The sources said the investigation related to alleged international corruption surrounding the purchase of the block.
Eni confirmed the investigation and said in response to a Reuters’ request for comment: “Eni declares the absolute properness of its handling of the dealings in question and assures its full cooperation with Italian prosecutors.”
The probe relates to the purchase of offshore oil block OPL 245 in Nigeria. Last year, British police began investigating a money-laundering allegation in connection with the same field.
Italian daily Il Fatto Quotidiano said on Friday police had visited Eni offices last Wednesday to notify the company it was being investigated and to ask for documents.
In response to Il Fatto’s article, Eni confirmed it had received notice of the probe and said it had done no wrongdoing.
The concession for OPL 245, which industry sources have said could contain up to 9.23 billion barrels of crude, was awarded to Eni and Shell by the Nigerian government in 2011 for $1.3 billion.
At that time, Nigeria said it was helping to resolve an ownership dispute over the block between Shell and Malabu Oil and Gas company and immediately transferred $1.09 billion from the sale to Malabu.

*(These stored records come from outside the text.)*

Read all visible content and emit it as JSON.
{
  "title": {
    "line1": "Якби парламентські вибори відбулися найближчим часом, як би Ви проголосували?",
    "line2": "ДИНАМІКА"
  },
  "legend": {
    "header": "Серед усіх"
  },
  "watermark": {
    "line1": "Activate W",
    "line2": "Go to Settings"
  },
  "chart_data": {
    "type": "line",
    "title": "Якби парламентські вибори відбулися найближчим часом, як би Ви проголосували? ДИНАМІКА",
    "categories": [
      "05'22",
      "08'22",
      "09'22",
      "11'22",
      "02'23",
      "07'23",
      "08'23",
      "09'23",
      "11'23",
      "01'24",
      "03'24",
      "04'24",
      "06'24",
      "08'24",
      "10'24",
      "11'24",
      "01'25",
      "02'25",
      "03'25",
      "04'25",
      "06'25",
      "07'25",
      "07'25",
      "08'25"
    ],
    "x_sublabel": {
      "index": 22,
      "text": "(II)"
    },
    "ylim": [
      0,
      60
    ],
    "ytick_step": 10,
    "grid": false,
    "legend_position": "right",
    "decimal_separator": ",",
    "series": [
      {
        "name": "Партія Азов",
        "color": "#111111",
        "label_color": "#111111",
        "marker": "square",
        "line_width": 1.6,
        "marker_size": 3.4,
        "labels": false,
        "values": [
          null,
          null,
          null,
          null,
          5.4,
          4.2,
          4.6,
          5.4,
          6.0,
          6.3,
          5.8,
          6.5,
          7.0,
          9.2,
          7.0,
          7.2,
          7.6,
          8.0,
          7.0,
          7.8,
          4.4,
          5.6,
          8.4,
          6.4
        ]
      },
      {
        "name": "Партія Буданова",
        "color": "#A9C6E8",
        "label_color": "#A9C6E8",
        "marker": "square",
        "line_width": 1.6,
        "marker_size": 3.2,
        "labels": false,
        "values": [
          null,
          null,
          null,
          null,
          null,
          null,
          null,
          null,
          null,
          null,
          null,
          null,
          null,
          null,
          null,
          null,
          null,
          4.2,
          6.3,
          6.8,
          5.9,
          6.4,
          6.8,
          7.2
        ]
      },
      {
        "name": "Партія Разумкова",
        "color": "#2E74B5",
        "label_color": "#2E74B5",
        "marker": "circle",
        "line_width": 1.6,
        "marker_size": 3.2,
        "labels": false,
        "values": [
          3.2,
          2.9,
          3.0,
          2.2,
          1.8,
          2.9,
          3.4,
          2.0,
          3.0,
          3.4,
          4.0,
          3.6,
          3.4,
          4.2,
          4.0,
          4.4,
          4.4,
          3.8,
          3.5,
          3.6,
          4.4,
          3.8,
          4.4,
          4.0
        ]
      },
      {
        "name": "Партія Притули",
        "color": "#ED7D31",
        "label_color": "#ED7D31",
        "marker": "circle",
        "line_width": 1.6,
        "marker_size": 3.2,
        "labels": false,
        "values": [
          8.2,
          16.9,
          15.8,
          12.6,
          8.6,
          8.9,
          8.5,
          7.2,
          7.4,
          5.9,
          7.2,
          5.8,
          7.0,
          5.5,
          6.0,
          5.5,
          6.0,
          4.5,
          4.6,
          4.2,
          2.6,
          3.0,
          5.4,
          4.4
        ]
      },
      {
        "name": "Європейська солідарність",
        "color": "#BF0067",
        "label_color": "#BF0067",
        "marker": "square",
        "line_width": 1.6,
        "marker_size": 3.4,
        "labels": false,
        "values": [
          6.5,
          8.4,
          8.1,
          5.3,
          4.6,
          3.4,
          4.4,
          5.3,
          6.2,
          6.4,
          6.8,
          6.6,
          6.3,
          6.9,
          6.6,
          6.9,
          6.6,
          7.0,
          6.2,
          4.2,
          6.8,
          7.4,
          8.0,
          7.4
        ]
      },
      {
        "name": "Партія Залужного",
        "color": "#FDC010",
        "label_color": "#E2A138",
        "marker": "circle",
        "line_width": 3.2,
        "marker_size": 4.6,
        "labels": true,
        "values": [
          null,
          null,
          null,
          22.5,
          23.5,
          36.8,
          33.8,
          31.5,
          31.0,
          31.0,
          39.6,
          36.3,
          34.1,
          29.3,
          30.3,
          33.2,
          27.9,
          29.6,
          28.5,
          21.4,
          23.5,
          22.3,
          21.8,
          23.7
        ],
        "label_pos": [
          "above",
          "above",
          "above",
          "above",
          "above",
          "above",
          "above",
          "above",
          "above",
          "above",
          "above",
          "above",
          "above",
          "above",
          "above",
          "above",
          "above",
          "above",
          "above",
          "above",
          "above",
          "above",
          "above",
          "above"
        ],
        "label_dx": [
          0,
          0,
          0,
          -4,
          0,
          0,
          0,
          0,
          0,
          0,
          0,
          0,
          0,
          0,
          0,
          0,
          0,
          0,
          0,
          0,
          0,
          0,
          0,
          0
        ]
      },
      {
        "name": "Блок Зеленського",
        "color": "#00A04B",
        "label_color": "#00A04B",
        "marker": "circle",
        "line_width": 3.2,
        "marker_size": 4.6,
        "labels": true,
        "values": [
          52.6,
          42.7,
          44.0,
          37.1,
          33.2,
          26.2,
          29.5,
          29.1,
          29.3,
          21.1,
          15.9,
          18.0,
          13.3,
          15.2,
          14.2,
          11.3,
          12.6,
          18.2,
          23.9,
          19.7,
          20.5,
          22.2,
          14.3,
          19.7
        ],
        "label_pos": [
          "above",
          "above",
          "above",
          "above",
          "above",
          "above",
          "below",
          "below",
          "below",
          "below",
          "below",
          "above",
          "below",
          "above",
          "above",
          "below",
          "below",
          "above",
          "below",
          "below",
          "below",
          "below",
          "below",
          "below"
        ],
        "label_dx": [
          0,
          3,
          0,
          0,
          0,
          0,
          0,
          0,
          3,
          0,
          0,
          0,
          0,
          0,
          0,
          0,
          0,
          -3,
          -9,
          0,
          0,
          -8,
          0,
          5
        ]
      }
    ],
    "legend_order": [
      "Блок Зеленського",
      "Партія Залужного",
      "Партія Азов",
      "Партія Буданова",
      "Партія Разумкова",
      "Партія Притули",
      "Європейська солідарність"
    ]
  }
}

“No commercial agreement was reached by Eni with the Malabu company that previously owned the block in question,” Eni said, adding it had paid the amount into a current account of the Nigerian government.
The judicial sources said Shell was not under investigation by the Italian authorities because the company is in a different jurisdiction.
Shell declined to comment on the Italian investigation. A Shell spokesman said of the OPL 245 deal: “Shell companies have acted at all times in accordance with both Nigerian law and the terms of the OPL 245 resolution agreement with FGN (Nigerian government). We are open and transparent about all payments made by Shell companies to the FGN and how much they were.”